No que respeita às proibições de produção e de valoração de prova, atentos os interesses em jogo, em princípio, a repetição do ato é impensável. Se o ato é em si mesmo proibido (art. 32.º, n.º 1, primeira parte da CRP) não se concebe, sequer teoricamente, a sua repetição (v.g. tortura). Seria afrontar, de novo, a proibição e cometer outra vez o crime (art. 243.º do CP). Já se o ato for repetível (por exemplo, só estão em causa as formalidades imprescindíveis para que não seja abusivo do ponto de vista constitucional, nos termos do art. 32.º, n.º 8, segunda parte, da CRP), a repetição pode ser, na prática, impossível (v.g. escutas, gravações) porque passou a oportunidade ideal para o efeito; será impensável fazer uma escuta em julgamento. Devido ao normal desenrolar do processo, o ato já não pode ser eficazmente praticado.

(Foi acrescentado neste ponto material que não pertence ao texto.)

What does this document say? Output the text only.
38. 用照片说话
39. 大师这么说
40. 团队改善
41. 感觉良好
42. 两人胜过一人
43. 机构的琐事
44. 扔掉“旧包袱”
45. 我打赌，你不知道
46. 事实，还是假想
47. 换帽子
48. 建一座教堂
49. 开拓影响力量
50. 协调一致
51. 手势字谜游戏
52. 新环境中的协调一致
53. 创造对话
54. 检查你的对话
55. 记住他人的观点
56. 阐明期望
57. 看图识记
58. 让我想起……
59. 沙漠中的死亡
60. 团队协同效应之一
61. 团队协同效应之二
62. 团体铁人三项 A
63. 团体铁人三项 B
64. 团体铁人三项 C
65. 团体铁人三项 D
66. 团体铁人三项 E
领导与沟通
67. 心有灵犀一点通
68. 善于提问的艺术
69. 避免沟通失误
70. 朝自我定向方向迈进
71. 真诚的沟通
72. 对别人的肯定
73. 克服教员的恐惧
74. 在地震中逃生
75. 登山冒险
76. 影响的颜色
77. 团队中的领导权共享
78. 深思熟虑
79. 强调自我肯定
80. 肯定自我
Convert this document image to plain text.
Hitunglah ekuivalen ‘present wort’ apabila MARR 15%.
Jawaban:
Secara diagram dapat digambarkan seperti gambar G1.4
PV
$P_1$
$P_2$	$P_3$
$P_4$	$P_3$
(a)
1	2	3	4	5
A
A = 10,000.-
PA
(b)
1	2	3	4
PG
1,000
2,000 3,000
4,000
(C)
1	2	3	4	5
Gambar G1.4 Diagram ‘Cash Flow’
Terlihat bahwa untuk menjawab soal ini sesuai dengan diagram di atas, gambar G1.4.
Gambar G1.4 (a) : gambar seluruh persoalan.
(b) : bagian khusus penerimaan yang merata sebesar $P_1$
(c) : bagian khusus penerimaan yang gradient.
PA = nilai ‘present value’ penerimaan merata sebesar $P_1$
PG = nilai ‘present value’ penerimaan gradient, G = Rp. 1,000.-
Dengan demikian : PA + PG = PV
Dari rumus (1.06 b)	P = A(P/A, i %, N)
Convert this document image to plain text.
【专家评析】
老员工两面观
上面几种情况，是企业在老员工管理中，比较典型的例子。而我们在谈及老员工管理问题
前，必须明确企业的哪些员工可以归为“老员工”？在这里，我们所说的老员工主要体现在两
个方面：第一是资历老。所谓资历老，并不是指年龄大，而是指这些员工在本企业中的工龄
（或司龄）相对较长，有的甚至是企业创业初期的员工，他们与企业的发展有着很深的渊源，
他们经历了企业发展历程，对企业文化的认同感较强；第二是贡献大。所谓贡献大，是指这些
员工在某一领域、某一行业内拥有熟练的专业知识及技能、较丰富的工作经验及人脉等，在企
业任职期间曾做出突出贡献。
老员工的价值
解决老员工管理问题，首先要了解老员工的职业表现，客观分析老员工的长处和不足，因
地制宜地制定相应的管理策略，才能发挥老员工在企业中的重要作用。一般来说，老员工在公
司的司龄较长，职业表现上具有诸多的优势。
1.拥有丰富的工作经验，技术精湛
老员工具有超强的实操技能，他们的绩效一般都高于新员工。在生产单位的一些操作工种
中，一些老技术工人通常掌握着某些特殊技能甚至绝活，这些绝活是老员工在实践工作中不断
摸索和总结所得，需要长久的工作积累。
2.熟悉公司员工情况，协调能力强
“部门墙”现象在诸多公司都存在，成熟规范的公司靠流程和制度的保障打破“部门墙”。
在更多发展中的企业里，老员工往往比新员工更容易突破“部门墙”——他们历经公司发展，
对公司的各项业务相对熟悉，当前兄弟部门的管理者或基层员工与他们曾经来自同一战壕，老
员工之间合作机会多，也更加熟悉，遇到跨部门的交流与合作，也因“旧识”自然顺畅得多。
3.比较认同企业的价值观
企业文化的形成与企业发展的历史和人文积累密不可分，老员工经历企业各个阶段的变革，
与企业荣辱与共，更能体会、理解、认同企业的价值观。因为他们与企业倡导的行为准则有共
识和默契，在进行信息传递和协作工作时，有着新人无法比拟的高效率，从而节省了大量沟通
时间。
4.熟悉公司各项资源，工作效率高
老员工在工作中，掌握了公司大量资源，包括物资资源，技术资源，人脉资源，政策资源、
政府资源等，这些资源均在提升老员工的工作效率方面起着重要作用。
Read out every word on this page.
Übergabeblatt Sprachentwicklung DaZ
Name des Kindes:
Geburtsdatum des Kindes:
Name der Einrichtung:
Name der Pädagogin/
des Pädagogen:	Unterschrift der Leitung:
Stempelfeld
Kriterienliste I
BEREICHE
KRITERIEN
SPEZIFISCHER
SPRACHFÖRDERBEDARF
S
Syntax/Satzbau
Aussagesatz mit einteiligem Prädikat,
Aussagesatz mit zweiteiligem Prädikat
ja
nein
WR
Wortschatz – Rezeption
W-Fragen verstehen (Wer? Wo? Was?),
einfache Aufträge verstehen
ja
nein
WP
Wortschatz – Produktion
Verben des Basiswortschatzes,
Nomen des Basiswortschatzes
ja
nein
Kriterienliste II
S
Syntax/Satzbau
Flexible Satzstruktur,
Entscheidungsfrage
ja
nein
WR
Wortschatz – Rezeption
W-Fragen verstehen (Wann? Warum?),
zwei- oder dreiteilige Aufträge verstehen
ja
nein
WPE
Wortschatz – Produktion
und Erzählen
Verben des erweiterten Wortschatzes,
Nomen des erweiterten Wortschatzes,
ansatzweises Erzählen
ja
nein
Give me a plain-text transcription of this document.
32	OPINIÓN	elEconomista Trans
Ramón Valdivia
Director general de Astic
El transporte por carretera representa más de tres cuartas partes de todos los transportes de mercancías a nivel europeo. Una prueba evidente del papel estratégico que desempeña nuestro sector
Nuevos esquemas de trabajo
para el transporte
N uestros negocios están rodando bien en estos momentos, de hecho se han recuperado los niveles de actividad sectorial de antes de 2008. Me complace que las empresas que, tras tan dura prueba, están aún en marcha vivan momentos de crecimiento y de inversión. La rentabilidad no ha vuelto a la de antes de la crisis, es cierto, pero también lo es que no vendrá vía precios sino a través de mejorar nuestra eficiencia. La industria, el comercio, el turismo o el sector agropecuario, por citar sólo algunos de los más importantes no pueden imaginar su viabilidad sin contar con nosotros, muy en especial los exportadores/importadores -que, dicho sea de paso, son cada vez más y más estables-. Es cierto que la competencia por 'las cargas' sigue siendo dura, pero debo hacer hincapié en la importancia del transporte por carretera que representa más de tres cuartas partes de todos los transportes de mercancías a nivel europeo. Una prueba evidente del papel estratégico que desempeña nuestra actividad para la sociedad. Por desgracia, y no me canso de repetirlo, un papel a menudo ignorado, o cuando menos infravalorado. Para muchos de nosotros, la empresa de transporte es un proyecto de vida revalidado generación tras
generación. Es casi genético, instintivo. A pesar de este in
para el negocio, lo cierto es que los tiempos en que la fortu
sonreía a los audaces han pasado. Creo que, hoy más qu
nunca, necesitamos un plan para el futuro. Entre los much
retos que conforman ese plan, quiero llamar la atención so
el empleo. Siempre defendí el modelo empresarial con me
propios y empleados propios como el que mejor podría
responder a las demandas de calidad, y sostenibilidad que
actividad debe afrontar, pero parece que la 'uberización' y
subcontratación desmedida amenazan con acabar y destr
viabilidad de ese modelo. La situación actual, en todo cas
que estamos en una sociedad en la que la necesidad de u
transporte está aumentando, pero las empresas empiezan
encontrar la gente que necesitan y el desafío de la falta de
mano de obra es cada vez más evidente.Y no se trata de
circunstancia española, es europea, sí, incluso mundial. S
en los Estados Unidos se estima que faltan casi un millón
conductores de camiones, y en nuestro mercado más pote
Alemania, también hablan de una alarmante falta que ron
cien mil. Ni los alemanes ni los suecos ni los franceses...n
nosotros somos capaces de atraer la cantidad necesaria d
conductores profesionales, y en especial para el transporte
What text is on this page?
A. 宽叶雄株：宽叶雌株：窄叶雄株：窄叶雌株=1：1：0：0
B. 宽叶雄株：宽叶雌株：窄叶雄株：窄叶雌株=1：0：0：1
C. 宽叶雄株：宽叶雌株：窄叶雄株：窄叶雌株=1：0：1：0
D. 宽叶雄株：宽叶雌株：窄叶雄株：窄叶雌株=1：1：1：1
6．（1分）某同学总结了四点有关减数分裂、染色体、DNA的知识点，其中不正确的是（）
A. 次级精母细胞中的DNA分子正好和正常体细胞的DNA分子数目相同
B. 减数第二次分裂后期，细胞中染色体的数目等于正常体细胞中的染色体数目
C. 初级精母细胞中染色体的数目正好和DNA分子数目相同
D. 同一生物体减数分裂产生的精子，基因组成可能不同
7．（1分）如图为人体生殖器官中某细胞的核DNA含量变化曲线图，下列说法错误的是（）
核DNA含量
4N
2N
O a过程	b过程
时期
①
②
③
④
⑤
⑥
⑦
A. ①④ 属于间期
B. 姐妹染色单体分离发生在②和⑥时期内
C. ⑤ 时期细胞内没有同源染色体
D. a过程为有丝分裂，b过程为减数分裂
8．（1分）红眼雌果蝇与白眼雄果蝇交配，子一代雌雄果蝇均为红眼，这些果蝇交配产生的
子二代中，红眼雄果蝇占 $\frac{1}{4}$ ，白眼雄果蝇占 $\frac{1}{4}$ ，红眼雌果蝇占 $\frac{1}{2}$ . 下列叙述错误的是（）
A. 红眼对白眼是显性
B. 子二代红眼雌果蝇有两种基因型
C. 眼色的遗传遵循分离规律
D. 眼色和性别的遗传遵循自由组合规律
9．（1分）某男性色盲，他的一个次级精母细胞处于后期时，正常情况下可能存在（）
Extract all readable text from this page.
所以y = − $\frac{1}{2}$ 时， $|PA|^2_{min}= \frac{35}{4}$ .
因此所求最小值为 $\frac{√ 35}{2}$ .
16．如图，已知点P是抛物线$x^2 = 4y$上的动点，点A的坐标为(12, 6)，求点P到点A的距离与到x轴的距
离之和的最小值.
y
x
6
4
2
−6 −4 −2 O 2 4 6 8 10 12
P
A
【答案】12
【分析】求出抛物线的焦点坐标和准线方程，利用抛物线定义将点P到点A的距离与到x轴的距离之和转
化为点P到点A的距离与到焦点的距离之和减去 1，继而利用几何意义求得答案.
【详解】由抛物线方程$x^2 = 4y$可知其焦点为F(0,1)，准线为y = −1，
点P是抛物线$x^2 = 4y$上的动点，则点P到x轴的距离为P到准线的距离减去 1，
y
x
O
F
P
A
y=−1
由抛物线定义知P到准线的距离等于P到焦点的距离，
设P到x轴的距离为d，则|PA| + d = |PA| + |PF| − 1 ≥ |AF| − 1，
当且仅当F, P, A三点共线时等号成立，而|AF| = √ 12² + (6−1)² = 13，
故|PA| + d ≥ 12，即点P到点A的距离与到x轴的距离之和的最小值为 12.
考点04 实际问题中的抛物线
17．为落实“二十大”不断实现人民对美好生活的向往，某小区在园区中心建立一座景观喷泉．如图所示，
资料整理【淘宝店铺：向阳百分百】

Para além destas situações, em que a repetição do ato é teórica ou praticamente impensável, existem alguns casos em que ele poderá ser repetido39. O visado pode sempre confessar em

julgamento, superando o desvalor das declarações inicialmente obtidas com violação das formalidades relativas à constituição como arguido (art. 58.º do CPP). Nesse caso, a sua conduta posterior dissipará a mácula inicial, interrompendo o efeito à distância decorrente daquela violação inicial40. Seja como for, nesse caso, também não se colocará a

necessidade da utilização dos elementos genoseológicos então adquiridos, por forma a superar as dificuldades probatórias depois surgidas em audiência de discussão e julgamento41. Para evitar esta impossibilidade, nos casos em que isso venha a ser mesmo

necessário, importa ab initio cumprir todas as formalidades relativas à constituição como arguido.